Namespace Access Control

Namespace access control lets you govern who can view and edit Dimension definitions within each namespace. This enables delegation of Dimension ownership, protects sensitive cost allocation logic, and supports multi-team CostFormation strategies at scale. For an overview of Roles and permissions, see Users & Permissions.

To modify namespace permissions, you must have a Role with the Modify Dimension Definitions permission.

Namespace access control is enforced consistently across Dimension Studio, the CloudZero API, and the VS Code Extension.

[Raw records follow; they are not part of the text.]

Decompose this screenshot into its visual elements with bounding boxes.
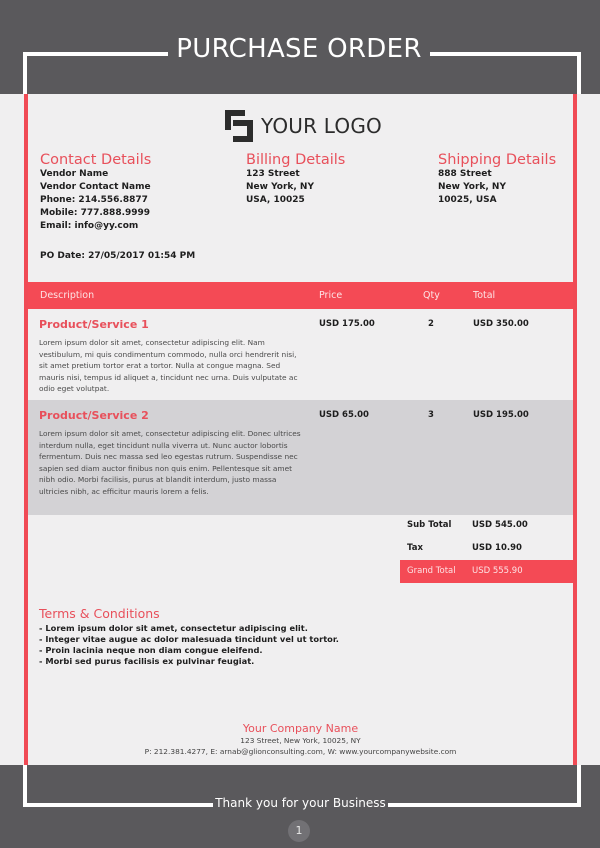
shipping-line: New York, NY	[438, 182, 506, 192]
product-qty: 3	[428, 410, 434, 420]
company-address: 123 Street, New York, 10025, NY	[240, 736, 361, 745]
billing-line: 123 Street	[246, 169, 300, 179]
product-name: Product/Service 2	[39, 409, 149, 422]
column-total: Total	[473, 290, 496, 301]
terms-item: - Lorem ipsum dolor sit amet, consectetur adipiscing elit.	[39, 623, 308, 633]
sub-total-value: USD 545.00	[472, 520, 528, 530]
product-description: Lorem ipsum dolor sit amet, consectetur adipiscing elit. Donec ultrices interdum nulla, eget tincidunt nulla viverra ut. Nunc auctor lobortis fermentum. Duis nec massa sed leo egestas rutrum. Suspendisse nec sapien sed diam auctor finibus non quis enim. Pellentesque sit amet nibh odio. Morbi facilisis, purus at blandit interdum, justo massa ultricies nibh, ac efficitur mauris lorem a felis.	[39, 429, 301, 496]
billing-line: New York, NY	[246, 182, 314, 192]
frame-line	[388, 803, 581, 807]
terms-item: - Proin lacinia neque non diam congue eleifend.	[39, 645, 263, 655]
po-date: PO Date: 27/05/2017 01:54 PM	[40, 251, 196, 261]
grand-total-value: USD 555.90	[472, 566, 523, 576]
grand-total-row	[400, 560, 573, 583]
frame-line	[577, 52, 581, 94]
vendor-email: Email: info@yy.com	[40, 221, 139, 231]
logo-text: YOUR LOGO	[261, 114, 382, 138]
frame-line	[430, 52, 581, 56]
product-price: USD 65.00	[319, 410, 369, 420]
frame-line	[577, 765, 581, 807]
vendor-mobile: Mobile: 777.888.9999	[40, 208, 151, 218]
table-header	[28, 282, 573, 309]
accent-border-right	[573, 94, 577, 765]
tax-row	[400, 537, 573, 560]
shipping-heading: Shipping Details	[438, 152, 557, 168]
contact-details	[40, 152, 151, 233]
column-description: Description	[40, 290, 95, 301]
product-description: Lorem ipsum dolor sit amet, consectetur adipiscing elit. Nam vestibulum, mi quis condimentum commodo, nulla orci hendrerit nisi, sit amet pretium tortor erat a tortor. Nulla at congue magna. Sed mauris nisi, tempus id aliquet a, tincidunt nec urna. Duis vulputate ac odio eget volutpat.	[39, 338, 298, 394]
tax-label: Tax	[407, 543, 423, 553]
company-contact: P: 212.381.4277, E: arnab@glionconsulting.com, W: www.yourcompanywebsite.com	[144, 747, 457, 756]
company-name: Your Company Name	[242, 722, 359, 735]
page-number: 1	[288, 820, 310, 842]
product-name: Product/Service 1	[39, 318, 149, 331]
vendor-name: Vendor Name	[40, 169, 109, 179]
billing-heading: Billing Details	[246, 152, 346, 168]
terms-heading: Terms & Conditions	[39, 606, 160, 621]
table-row	[28, 400, 573, 515]
column-qty: Qty	[423, 290, 440, 301]
thank-you-text: Thank you for your Business	[215, 796, 386, 810]
table-row	[28, 309, 573, 400]
vendor-phone: Phone: 214.556.8877	[40, 195, 148, 205]
shipping-details	[438, 152, 556, 207]
frame-line	[23, 765, 27, 807]
product-total: USD 350.00	[473, 319, 529, 329]
terms-section	[39, 606, 339, 667]
product-qty: 2	[428, 319, 434, 329]
product-total: USD 195.00	[473, 410, 529, 420]
logo-mark-icon	[223, 108, 255, 144]
billing-line: USA, 10025	[246, 195, 305, 205]
frame-line	[23, 803, 213, 807]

How namespace permissions work

Public namespaces (default)

By default, all namespaces are public:

• Any user with the View Dimension Definitions scope can see all public namespaces and browse their Dimension definitions.
• Any user with the Modify Dimension Definitions scope can create, edit, or delete Dimensions in public namespaces.

Private namespaces

A namespace becomes private as soon as you assign at least one Role to it for view or edit access. Once private:

• Only users whose Role has been explicitly assigned to the namespace can see it or operate on it.
• Users who are not assigned can still use Dimensions from that namespace (for example, in the Explorer or Views), but they cannot view or edit the Dimension definitions themselves.

Permission model

Namespace access uses a two-condition model. Both conditions must be satisfied for a user to access a namespace:

Key behaviors:

• Permissions are directly assigned to namespaces. They are not inherited from parent objects.
• Multiple Roles can be assigned to a single namespace (for both view and edit access).
• A single Role can be assigned to multiple namespaces.
• A user with multiple Roles receives the union of all accessible namespaces across those Roles.
• A Role that grants view access to a namespace does not grant edit access, even if the user also has the Modify Dimension Definitions scope.
• Users can still use Dimensions from namespaces they cannot access (for example, in the Explorer or Views). Namespace access controls visibility of Dimension definitions, not the Dimensions themselves.
• API key-based requests bypass namespace RBAC. Access controls are enforced only for user-authenticated sessions.

Example: A user has the Finance-Viewer Role and the Platform-Editor Role. Finance-Viewer is assigned view access to the finance namespace. Platform-Editor is assigned edit access to the platform namespace. The user can browse Dimension definitions in finance, and can view and edit Dimension definitions in platform.

Managing namespace permissions

Namespace permissions are managed in Settings > Namespaces. You must have the Modify Dimension Definitions permission to change namespace permissions.

The namespace list shows a public or private badge for each namespace, so you can see at a glance which namespaces have restricted access.

Assign a Role to a namespace

1. Navigate to Settings > Namespaces.
2. Find the namespace you want to restrict and select the Edit action to open the namespace detail view.
3. Under Role Access, select + Add Role.
4. Select the Role you want to assign and choose the access level: View or Edit.
5. Select Update Namespace. The namespace is now private; only users with the assigned Role (and the corresponding scope) can access it.

Remove a Role assignment

1. In Settings > Namespaces, open the namespace detail view.
2. Under Role Access, find the Role you want to remove and select the Remove icon.
3. Confirm the removal.

Assign permissions via the Public API

You can also assign and remove namespace Role permissions using the CloudZero Public API. Permissions set via the API are reflected immediately in the Dimension Studio UI, and vice versa.

See the CostFormation Namespaces API reference for endpoint details.

For details on cross-namespace referencing constraints, see Namespaces.